On August 27 the alliance held an open call to the industry, in which it emphasized the Power over Ethernet “is a name, not a standard.” Despite the fact that the IEEE’s 802.3af and 802.3at specifications are commonly referred to as Power over Ethernet or PoE, A) neither specification actually uses either of those terms, and B) the IEEE did not trademark either term. As a practical matter, that means there is no restriction on the use of either term in product packaging or marketing. In other words, products that do not comply with either the “af” or “at” specifications can (and in some cases, do) label themselves as PoE or Power over Ethernet.
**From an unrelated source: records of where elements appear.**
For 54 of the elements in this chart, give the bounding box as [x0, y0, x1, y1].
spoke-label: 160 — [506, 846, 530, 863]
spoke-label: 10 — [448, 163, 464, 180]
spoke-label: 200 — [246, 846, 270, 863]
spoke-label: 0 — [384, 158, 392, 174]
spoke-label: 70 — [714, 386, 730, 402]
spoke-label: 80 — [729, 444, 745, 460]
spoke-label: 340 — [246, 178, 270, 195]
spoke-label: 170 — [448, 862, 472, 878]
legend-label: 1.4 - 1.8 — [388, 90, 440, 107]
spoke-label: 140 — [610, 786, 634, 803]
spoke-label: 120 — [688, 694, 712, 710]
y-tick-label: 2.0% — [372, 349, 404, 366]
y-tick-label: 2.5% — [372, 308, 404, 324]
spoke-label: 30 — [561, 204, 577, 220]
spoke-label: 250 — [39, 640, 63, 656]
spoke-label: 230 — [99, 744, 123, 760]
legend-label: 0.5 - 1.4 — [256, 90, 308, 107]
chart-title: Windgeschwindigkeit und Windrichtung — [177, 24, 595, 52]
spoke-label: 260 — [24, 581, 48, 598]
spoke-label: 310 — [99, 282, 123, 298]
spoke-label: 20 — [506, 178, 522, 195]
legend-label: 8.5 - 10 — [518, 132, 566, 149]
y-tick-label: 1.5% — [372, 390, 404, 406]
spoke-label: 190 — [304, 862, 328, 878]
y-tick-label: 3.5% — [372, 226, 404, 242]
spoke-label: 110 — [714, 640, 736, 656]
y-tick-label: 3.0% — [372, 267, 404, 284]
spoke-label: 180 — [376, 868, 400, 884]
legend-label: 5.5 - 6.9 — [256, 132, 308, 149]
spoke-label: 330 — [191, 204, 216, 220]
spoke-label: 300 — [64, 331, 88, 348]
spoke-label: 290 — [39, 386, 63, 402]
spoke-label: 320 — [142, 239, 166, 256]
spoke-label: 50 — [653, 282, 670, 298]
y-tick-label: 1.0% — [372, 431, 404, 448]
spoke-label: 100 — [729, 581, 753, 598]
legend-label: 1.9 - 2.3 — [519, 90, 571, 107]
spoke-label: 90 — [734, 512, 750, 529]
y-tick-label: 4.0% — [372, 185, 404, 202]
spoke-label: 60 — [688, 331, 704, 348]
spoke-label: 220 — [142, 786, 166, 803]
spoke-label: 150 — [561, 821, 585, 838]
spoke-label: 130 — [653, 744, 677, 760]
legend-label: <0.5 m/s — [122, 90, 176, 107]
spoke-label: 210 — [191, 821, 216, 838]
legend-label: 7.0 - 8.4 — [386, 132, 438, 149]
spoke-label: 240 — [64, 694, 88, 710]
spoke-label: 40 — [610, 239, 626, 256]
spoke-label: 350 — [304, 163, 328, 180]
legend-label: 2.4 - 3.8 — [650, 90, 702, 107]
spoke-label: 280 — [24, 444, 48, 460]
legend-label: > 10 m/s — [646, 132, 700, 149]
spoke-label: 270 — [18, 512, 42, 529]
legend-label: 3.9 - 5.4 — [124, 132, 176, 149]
In the open call, presenters David Tremblay, a system architect with HP Networking, and Jeff Lapak, a manager with the University of New Hampshire InterOperability Lab, explained that in the market today there exist products that do comply with 802.3af and/or at, proprietary devices that are variants of these IEEE specs, and proprietary devices that are not designed to IEEE specs and, they warned, could be unsafe to deploy.
A PoE Logo Program, they further explained, would indicate predictable Ethernet power and data delivery using 802.3 standards, as well as indicating confidence in interoperability, device reliability, and the safety of devices’ use in networked environments.
As part of the open call, the alliance explained it is evaluating industry interest and need before proceeding with the launch of such a logo program. Part of that interest-and-need evaluation is the survey, which is just two questions in length. The first question asks the simple yes/no question: “Should the Ethernet Alliance establish a logo certification program for Power over Ethernet products?” That question also includes an opportunity for respondents to provide comments in addition to the yes/no response. The second, optional question, asks for personal information of the survey respondent. By providing such information, the respondent agrees to receive communication, via email, from the Ethernet Alliance based on the information collected.